Route 53 - Health Checks #

Amazon Route 53 health checks monitor the health of your resources such as web servers and email servers. You can optionally configure Amazon CloudWatch alarms for your health checks, so that you receive notification when a resource becomes unavailable.

© Amazon AWS, How Amazon Route 53 checks the health of your resources

  • HTTP Health Checks are only for public resources
  • Health Check => Automated DNS Failover:
    1. Health checks that monitor an endpoint (application, server, other AWS resource)
    2. Health checks that monitor other health checks (Calculated Health Checks)
    3. Health checks that monitor CloudWatch Alarms (full control!!) - e.g., throttles of DynamoDB, alarms on RDS, custom metrics, … (helpful for private resources)
  • Health Checks are integrated with CloudWatch metrics

Monitor an Endpoint #

  • About 15 global health checkers will check the endpoint health
    • Healthy/Unhealthy Threshold - 3 (default)
    • Interval - 30 sec (can set to 10 sec - higher cost)
    • Supported protocol: HTTP, HTTPS and TCP
    • If > 18% of health checkers report the endpoint is healthy, Route 53 considers it Healthy. Otherwise, it’s Unhealthy
  • Health Checks pass only when the endpoint responds with the 2xx and 3xx status codes
  • Health Checks can be setup to pass / fail based on the text in the first 5120 bytes of the response
  • Configure you router/firewall to allow incoming requests from Route 53 Health Checkers

Calculated Health Checks #

  • Combine the results of multiple Health Checks into a single Health Check
  • You can use OR, AND, or NOT
  • Can monitor up to 256 Child Health Checks
  • Specify how many of the health checks need to pass to make the parent pass
  • Usage: perform maintenance to your website without causing all health checks to fail

Private Hosted Zones #

  • Route 53 health checkers are outside the VPC
  • They can’t access private endpoints (private VPC or on-premises resource)
  • You can create a CloudWatch Metric and associate a CloudWatch Alarm, then create a Health Check that checks the alarm itself

© Stéphane Maarek, DataCumulus

Hybrid DNS #

  • Route 53 Resolver automatically answers DNS queries for EC2 internal hostnames, Private Hosted Zone records, and public DNS records
  • Supports hybrid DNS, allowing resolution between your VPC (via Route 53 Resolver) and external networks
  • External networks can include other VPCs (including peered VPCs) or on‑premises environments connected through Direct Connect or VPN

Resolver Endpoints #

Inbound Endpoint - allows your DNS Resolvers to resolve domain names for AWS resources (e.g., EC2 instances) and records in Private Hosted Zones.

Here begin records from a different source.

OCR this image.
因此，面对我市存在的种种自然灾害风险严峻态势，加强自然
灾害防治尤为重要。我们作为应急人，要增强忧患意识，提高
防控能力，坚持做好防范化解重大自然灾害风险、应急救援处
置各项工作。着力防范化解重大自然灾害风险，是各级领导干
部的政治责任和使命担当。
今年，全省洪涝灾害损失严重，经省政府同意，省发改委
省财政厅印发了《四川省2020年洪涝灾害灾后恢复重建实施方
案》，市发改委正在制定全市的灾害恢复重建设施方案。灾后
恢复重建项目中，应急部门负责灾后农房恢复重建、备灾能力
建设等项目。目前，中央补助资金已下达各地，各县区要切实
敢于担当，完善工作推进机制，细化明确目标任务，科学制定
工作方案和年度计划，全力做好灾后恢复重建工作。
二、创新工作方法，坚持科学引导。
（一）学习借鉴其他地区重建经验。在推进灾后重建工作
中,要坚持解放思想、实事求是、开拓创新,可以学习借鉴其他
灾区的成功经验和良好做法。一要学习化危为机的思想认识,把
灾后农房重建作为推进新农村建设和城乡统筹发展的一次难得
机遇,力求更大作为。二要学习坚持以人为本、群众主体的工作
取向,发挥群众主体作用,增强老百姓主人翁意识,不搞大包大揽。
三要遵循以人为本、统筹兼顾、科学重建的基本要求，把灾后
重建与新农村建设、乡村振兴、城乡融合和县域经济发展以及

© Stéphane Maarek, DataCumulus

Outbound Endpoint - Route 53 Resolver forwards DNS queries to your DNS Resolvers.

© Stéphane Maarek, DataCumulus

More info:


» Sources « #

AWS Route 53:

» References « #

» Disclaimer « #

This series draws heavily from Stephane Maarek’s Ultimate AWS Certified Solutions Architect Associate 2026 course on Udemy.

His content was instrumental in helping me pass the certification.

About the instructor
🌐 Website📺 YouTube
💼 LinkedIn𝕏 x.com

ℹ️Shared for educational purposes only, no rights reserved.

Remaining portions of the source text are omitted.